La décision de l’administration Biden de ne pas imposer de sanctions au prince héritier Mohammed ben Salmane, dirigeant de facto d’Arabie saoudite, est en cause un rapport de renseignement américain Cela a conclu que Mohammed a approuvé l’opération qui a conduit à l’assassinat du chroniqueur Jamal Khashoggi, contributeur du Washington Post.
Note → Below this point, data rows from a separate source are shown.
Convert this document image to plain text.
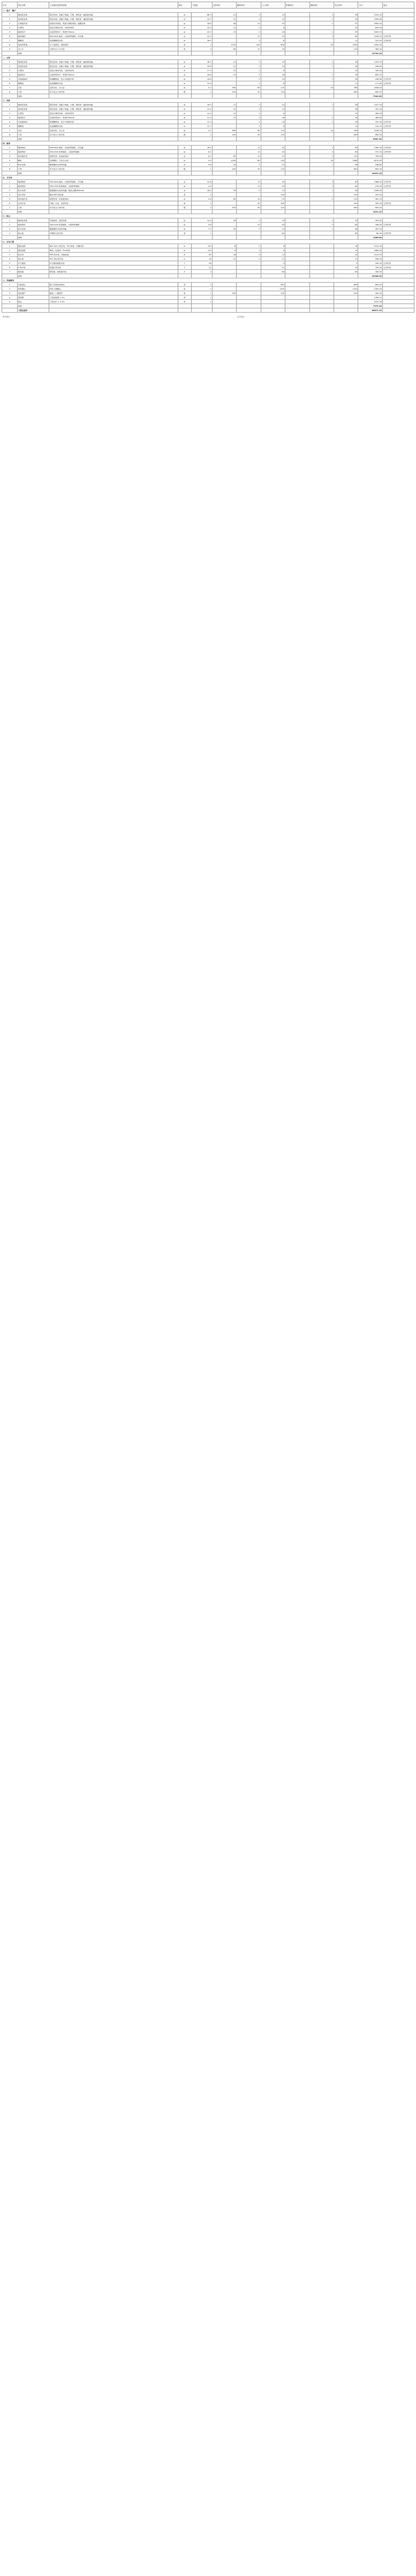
序号	项目名称	工艺做法及材料说明	单位	工程量	主材单价	辅材单价	人工单价	机械单价	损耗单价	综合单价	合计	备注
一、客厅、餐厅												
1	墙面乳胶漆	基层处理，刮腻子两遍，打磨，刷底漆一遍面漆两遍	㎡	86.5	12	3	10		1	26	2249.00	
2	顶面乳胶漆	基层处理，刮腻子两遍，打磨，刷底漆一遍面漆两遍	㎡	42.3	12	3	10		1	26	1099.80	
3	石膏板吊顶	轻钢龙骨骨架，纸面石膏板饰面，接缝处理	㎡	18.6	48	12	35		2	97	1804.20	
4	石膏线	成品石膏线安装，含粘结材料	m	32.0	12	2	6			20	640.00	
5	地面找平	水泥砂浆找平，厚度约30mm	㎡	42.3	15	5	18		1	39	1649.70	
6	地砖铺贴	800×800 地砖，水泥砂浆铺贴，含勾缝	㎡	42.3		12	45		3	60	2538.00	主材甲供
7	踢脚线	成品踢脚线安装	m	28.5		3	8			11	313.50	主材甲供
8	电视背景墙	木工板基层，饰面造型	项	1	1200	200	600		50	2050	2050.00	
9	过门石	大理石过门石安装	块	3	80	10	30			120	360.00	
	小计										12704.20	
二、主卧												
1	墙面乳胶漆	基层处理，刮腻子两遍，打磨，刷底漆一遍面漆两遍	㎡	48.2	12	3	10		1	26	1253.20	
2	顶面乳胶漆	基层处理，刮腻子两遍，打磨，刷底漆一遍面漆两遍	㎡	16.8	12	3	10		1	26	436.80	
3	石膏线	成品石膏线安装，含粘结材料	m	17.0	12	2	6			20	340.00	
4	地面找平	水泥砂浆找平，厚度约30mm	㎡	16.8	15	5	18		1	39	655.20	
5	木地板铺设	防潮膜铺设，复合木地板安装	㎡	16.8		5	20		1	26	436.80	主材甲供
6	踢脚线	成品踢脚线安装	m	15.6		3	8			11	171.60	主材甲供
7	衣柜	定制衣柜，含五金	㎡	5.2	580	60	120		20	780	4056.00	
8	门套	实木复合门套安装	樘	1	450	30	120			600	600.00	
	小计										7949.60	
三、次卧												
1	墙面乳胶漆	基层处理，刮腻子两遍，打磨，刷底漆一遍面漆两遍	㎡	39.5	12	3	10		1	26	1027.00	
2	顶面乳胶漆	基层处理，刮腻子两遍，打磨，刷底漆一遍面漆两遍	㎡	12.4	12	3	10		1	26	322.40	
3	石膏线	成品石膏线安装，含粘结材料	m	14.2	12	2	6			20	284.00	
4	地面找平	水泥砂浆找平，厚度约30mm	㎡	12.4	15	5	18		1	39	483.60	
5	木地板铺设	防潮膜铺设，复合木地板安装	㎡	12.4		5	20		1	26	322.40	主材甲供
6	踢脚线	成品踢脚线安装	m	13.1		3	8			11	144.10	主材甲供
7	衣柜	定制衣柜，含五金	㎡	4.1	580	60	120		20	780	3198.00	
8	门套	实木复合门套安装	樘	1	450	30	120			600	600.00	
	小计										6381.50	
四、厨房												
1	墙面瓷砖	300×600 墙砖，水泥砂浆铺贴，含勾缝	㎡	26.4		12	45		3	60	1584.00	主材甲供
2	地面瓷砖	300×300 防滑地砖，水泥砂浆铺贴	㎡	6.2		12	45		3	60	372.00	主材甲供
3	铝扣板吊顶	轻钢龙骨，铝扣板饰面	㎡	6.2	85	10	25		2	122	756.40	
4	橱柜	定制橱柜，石英石台面	m	4.5	1200	80	150		30	1460	6570.00	
5	防水处理	聚氨酯防水涂料两遍	㎡	9.8	35	5	15		1	56	548.80	
6	门套	实木复合门套安装	樘	1	450	30	120			600	600.00	
	小计										10431.20	
五、卫生间												
1	墙面瓷砖	300×600 墙砖，水泥砂浆铺贴，含勾缝	㎡	22.8		12	45		3	60	1368.00	主材甲供
2	地面瓷砖	300×300 防滑地砖，水泥砂浆铺贴	㎡	4.6		12	45		3	60	276.00	主材甲供
3	防水处理	聚氨酯防水涂料两遍，墙面上翻1800mm	㎡	18.5	35	5	15		1	56	1036.00	
4	闭水试验	蓄水48小时检测	项	1			100			100	100.00	
5	铝扣板吊顶	轻钢龙骨，铝扣板饰面	㎡	4.6	85	10	25		2	122	561.20	
6	洁具安装	马桶、台盆、花洒安装	套	1		50	300			350	350.00	主材甲供
7	门套	实木复合门套安装	樘	1	450	30	120			600	600.00	
	小计										4291.20	
六、阳台												
1	墙面乳胶漆	外墙涂料，基层处理	㎡	14.2	18	3	10		1	32	454.40	
2	地面瓷砖	300×300 防滑地砖，水泥砂浆铺贴	㎡	5.8		12	45		3	60	348.00	主材甲供
3	防水处理	聚氨酯防水涂料两遍	㎡	7.2	35	5	15		1	56	403.20	
4	晾衣架	升降晾衣架安装	套	1			80			80	80.00	主材甲供
	小计										1285.60	
七、水电工程												
1	强电线路	BV2.5/4.0 铜芯线，PVC线管，开槽布管	m	320	8	2	6			16	5120.00	
2	弱电线路	网线、电视线，PVC线管	m	120	6	2	6			14	1680.00	
3	给水管	PPR 给水管，热熔连接	m	65	18	4	12			34	2210.00	
4	排水管	PVC 排水管安装	m	18	15	4	12			31	558.00	
5	开关插座	开关插座面板安装	个	58			5			5	290.00	主材甲供
6	灯具安装	普通灯具安装	个	22			15			15	330.00	主材甲供
7	配电箱	强电箱、弱电箱安装	个	2			80			80	160.00	
	小计										10348.00	
八、其他费用												
1	垃圾清运	施工垃圾装袋清运	项	1			800			800	800.00	
2	材料搬运	材料上楼搬运	项	1			1200			1200	1200.00	
3	成品保护	地面、门窗保护	项	1	300		200			500	500.00	
4	管理费	工程直接费 × 5%	项	1							2769.57	
5	税金	工程总价 × 3.4%	项	1							2010.38	
	小计										7279.95	
	工程总造价										60671.25	
甲方签字：						乙方签字：						
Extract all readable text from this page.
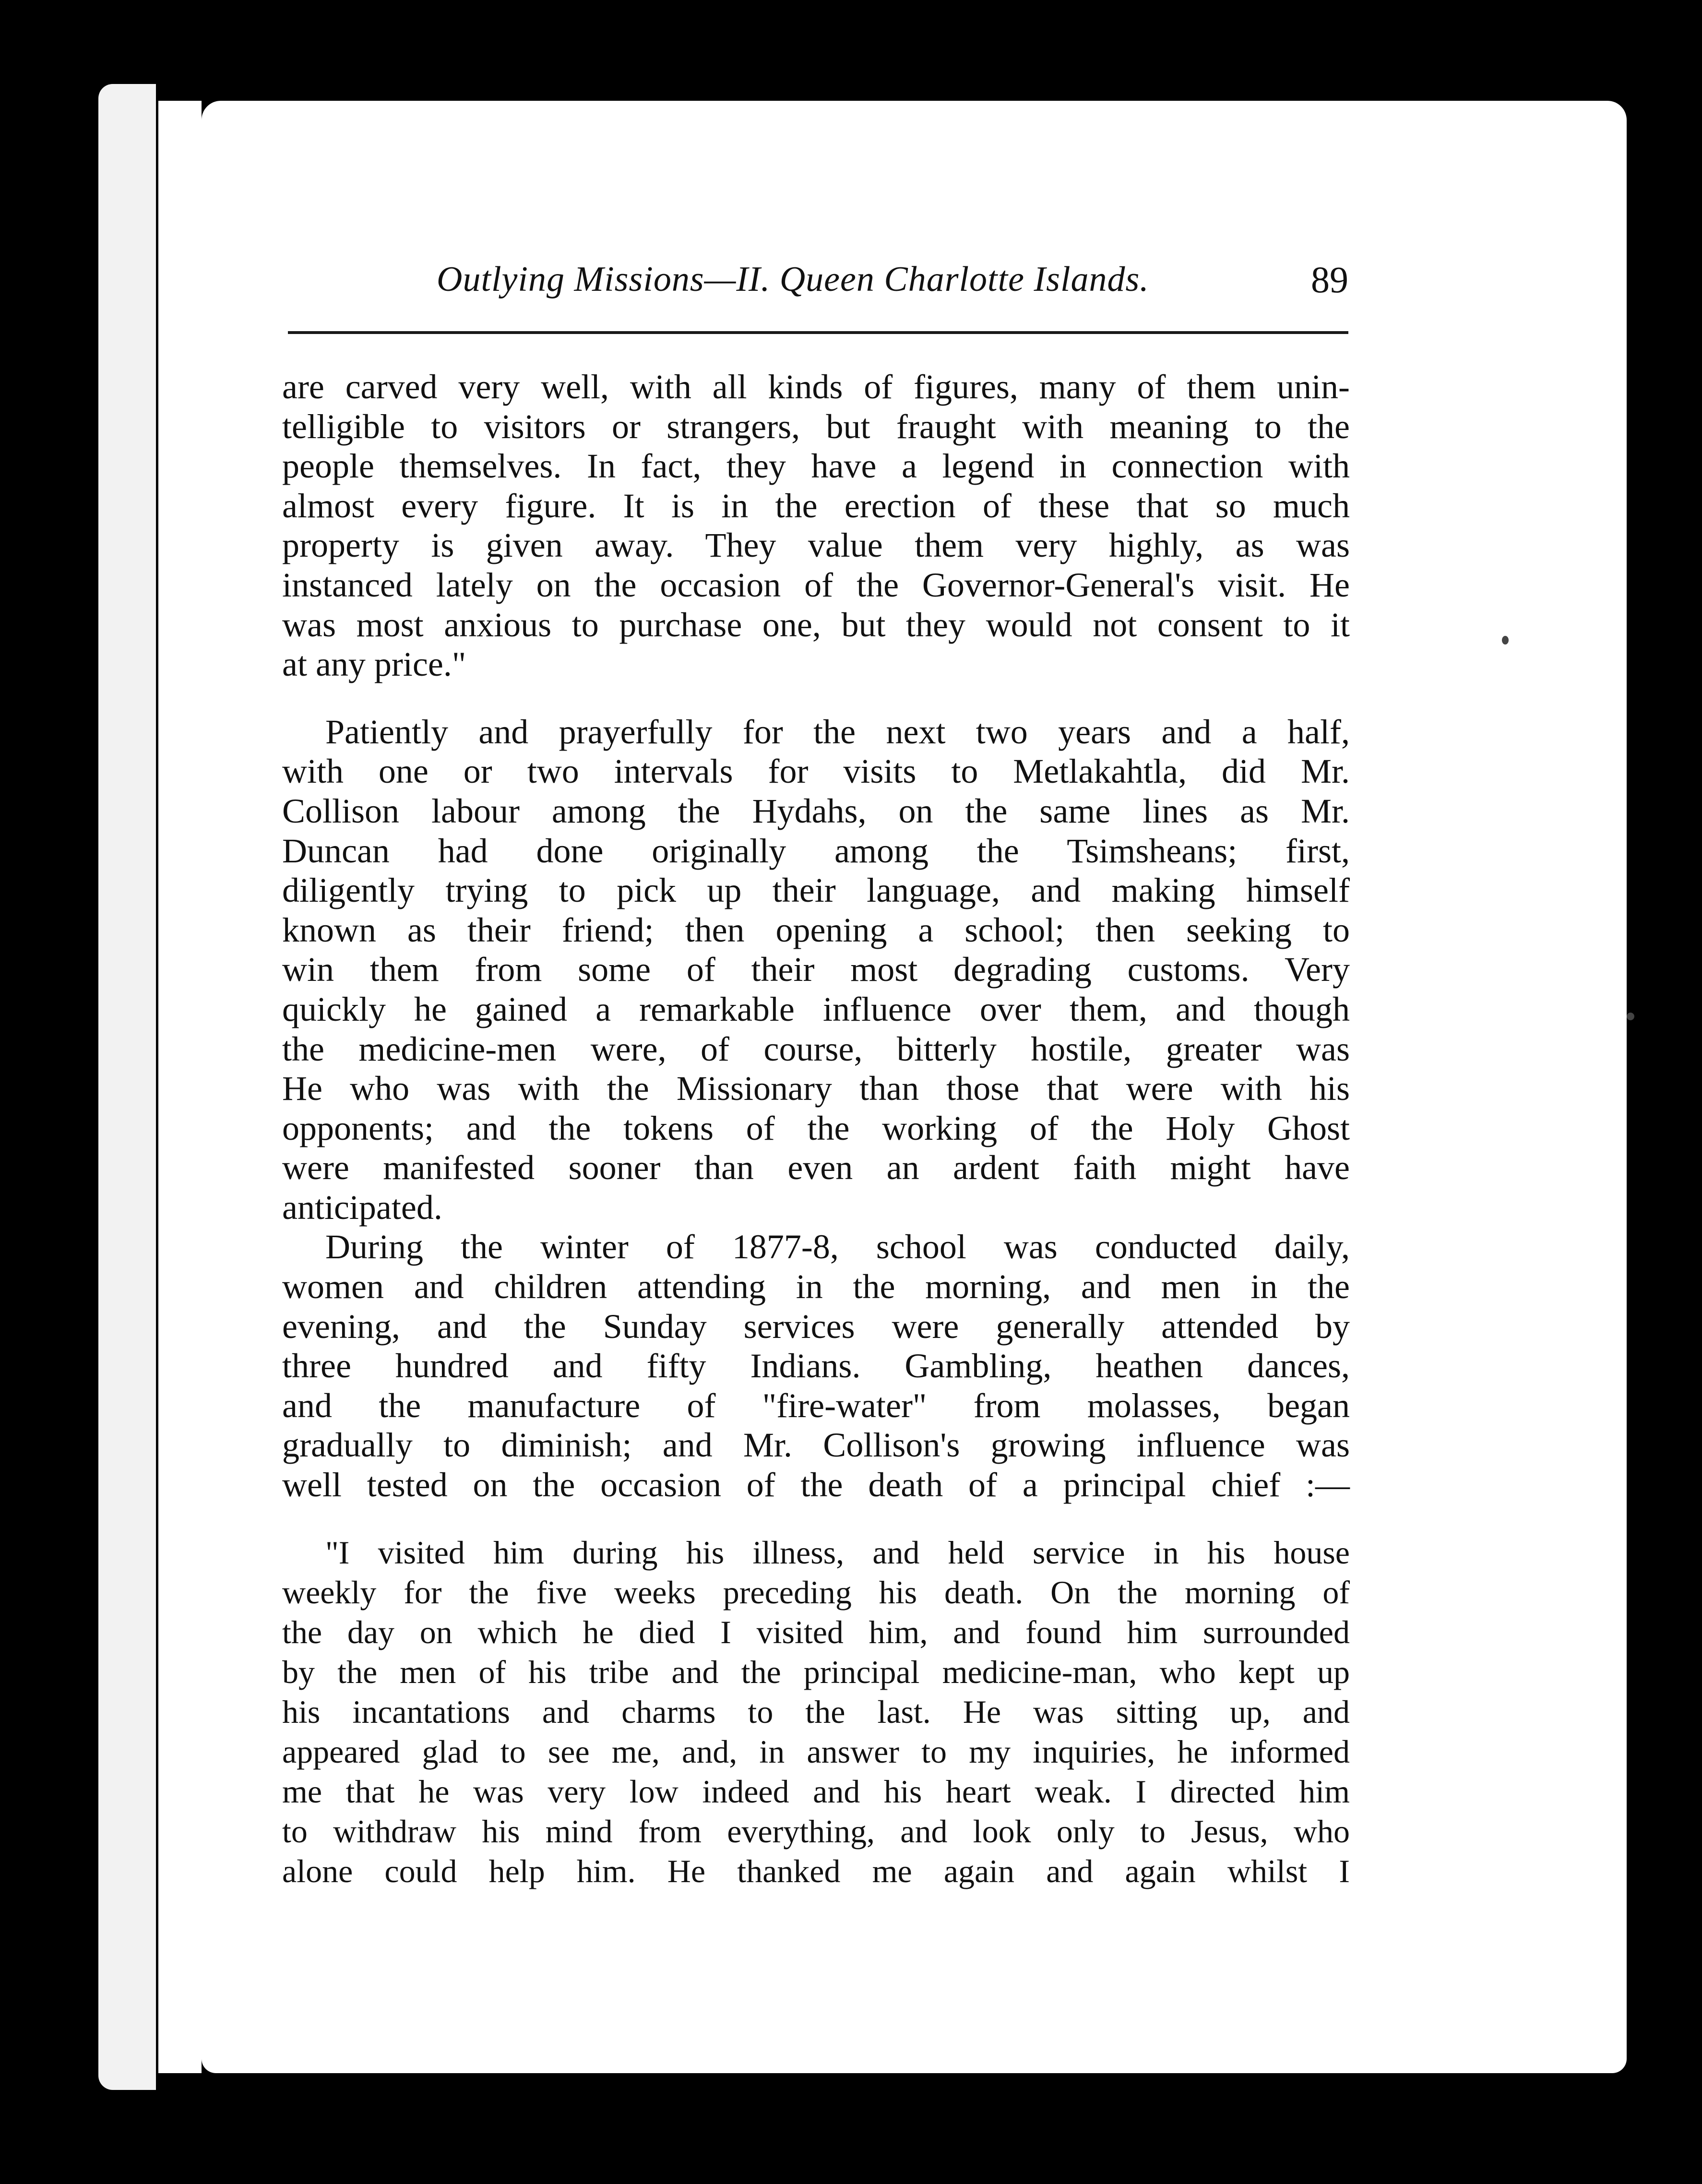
Outlying Missions—II. Queen Charlotte Islands.	89
are carved very well, with all kinds of figures, many of them unin-
telligible to visitors or strangers, but fraught with meaning to the
people themselves. In fact, they have a legend in connection with
almost every figure. It is in the erection of these that so much
property is given away. They value them very highly, as was
instanced lately on the occasion of the Governor-General's visit. He
was most anxious to purchase one, but they would not consent to it
at any price."
Patiently and prayerfully for the next two years and a half,
with one or two intervals for visits to Metlakahtla, did Mr.
Collison labour among the Hydahs, on the same lines as Mr.
Duncan had done originally among the Tsimsheans; first,
diligently trying to pick up their language, and making himself
known as their friend; then opening a school; then seeking to
win them from some of their most degrading customs. Very
quickly he gained a remarkable influence over them, and though
the medicine-men were, of course, bitterly hostile, greater was
He who was with the Missionary than those that were with his
opponents; and the tokens of the working of the Holy Ghost
were manifested sooner than even an ardent faith might have
anticipated.
During the winter of 1877-8, school was conducted daily,
women and children attending in the morning, and men in the
evening, and the Sunday services were generally attended by
three hundred and fifty Indians. Gambling, heathen dances,
and the manufacture of "fire-water" from molasses, began
gradually to diminish; and Mr. Collison's growing influence was
well tested on the occasion of the death of a principal chief :—
"I visited him during his illness, and held service in his house
weekly for the five weeks preceding his death. On the morning of
the day on which he died I visited him, and found him surrounded
by the men of his tribe and the principal medicine-man, who kept up
his incantations and charms to the last. He was sitting up, and
appeared glad to see me, and, in answer to my inquiries, he informed
me that he was very low indeed and his heart weak. I directed him
to withdraw his mind from everything, and look only to Jesus, who
alone could help him. He thanked me again and again whilst I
Sur CNN, Psaki a suggéré que les États-Unis, par pratique, ne sanctionnent pas les dirigeants du gouvernement, «même là où nous n’avons pas de relations gouvernementales».

Cela semblait être une étrange carte de sortie de prison pour les dirigeants, même dans les rares cas où les États-Unis n’ont pas de relations diplomatiques. Les experts en politique étrangère ont rapidement noté que Psaki avait tort.

Au cours des deux dernières décennies, les États-Unis ont imposé des sanctions aux dirigeants du Zimbabwe (2003), Biélorussie (2006), Myanmar (2007), Syrie (2011), Libye (2011), Corée du Nord (2016), Venezuela (2017) et l’Iran (2019). Les États-Unis n’avaient pas de relations diplomatiques avec seulement deux de ces pays – l’Iran et la Corée du Nord – lorsque les sanctions ont été imposées.

Ainsi, lors de son nettoyage le lendemain, Psaki a abandonné la référence aux pays n’ayant pas de relations diplomatiques et a glissé le mot «typiquement». Ce mot fait beaucoup de travail ici, mais il permet à Psaki de suggérer que ce n’est pas un événement régulier. Comme vous pouvez le voir, cela se produit environ tous les trois ans.

De plus, même si les États-Unis avaient des relations diplomatiques avec ces pays, les relations étaient assez difficiles avec les dirigeants au moment où les sanctions ont été imposées.

Psaki nous a dit que la distinction qu’elle essayait de faire est que les États-Unis ne sanctionnent généralement pas un dirigeant d’un pays où les États-Unis ont traditionnellement des relations étroites et de longue date.

Cela place l’Arabie saoudite dans une catégorie très différente de celle de la galerie des nations des voyous énumérée ci-dessus. Mohammed avait des relations particulièrement étroites avec l’ancien président Donald Trump. L’administration Biden tente de recalibrer ces relations; Biden n’a parlé qu’au roi saoudien, pas au prince héritier. Malgré cela, les deux pays ont travaillé étroitement sur les questions régionales, malgré des tensions occasionnelles, depuis la Seconde Guerre mondiale.

Ces liens de longue date ont souvent joué à l’avantage de l’Arabie saoudite. Lorsque The Fact Checker a couvert la diplomatie, nous avons demandé à un diplomate saoudien en 2004 s’il était préoccupé par le dénigrement des Saoudiens par le candidat démocrate à la présidence à l’époque, John F. Kerry. «Cela se produit à chaque cycle électoral», sourit le diplomate. «Cela se termine après que le nouveau président a eu son premier briefing de sécurité.»

Le test de Pinocchio

Les lecteurs réguliers savent que nous ne récompensons généralement pas les Pinocchios lorsqu’une erreur est acquittée, surtout s’il est réalisé lors d’un événement en direct. Psaki est tombé dans le piège d’essayer d’expliquer une décision politique controversée en suggérant que l’alternative serait atypique. Elle a nettoyé son sujet de discussion le jour suivant, bien que les changements aient été suffisamment subtils pour qu’il ait pu être perdu pour certains auditeurs.

La réalité est qu’il aurait été inhabituel d’imposer des sanctions au chef d’un pays qui entretient depuis longtemps des relations étroites avec les États-Unis. C’était le dilemme auquel Biden était confronté, même si la commande par Mohammed de l’opération Khashoggi met le prince héritier plus en contact avec les tyrans qui dirigent des pays où les relations diplomatiques se sont effilochées ou sont inexistantes.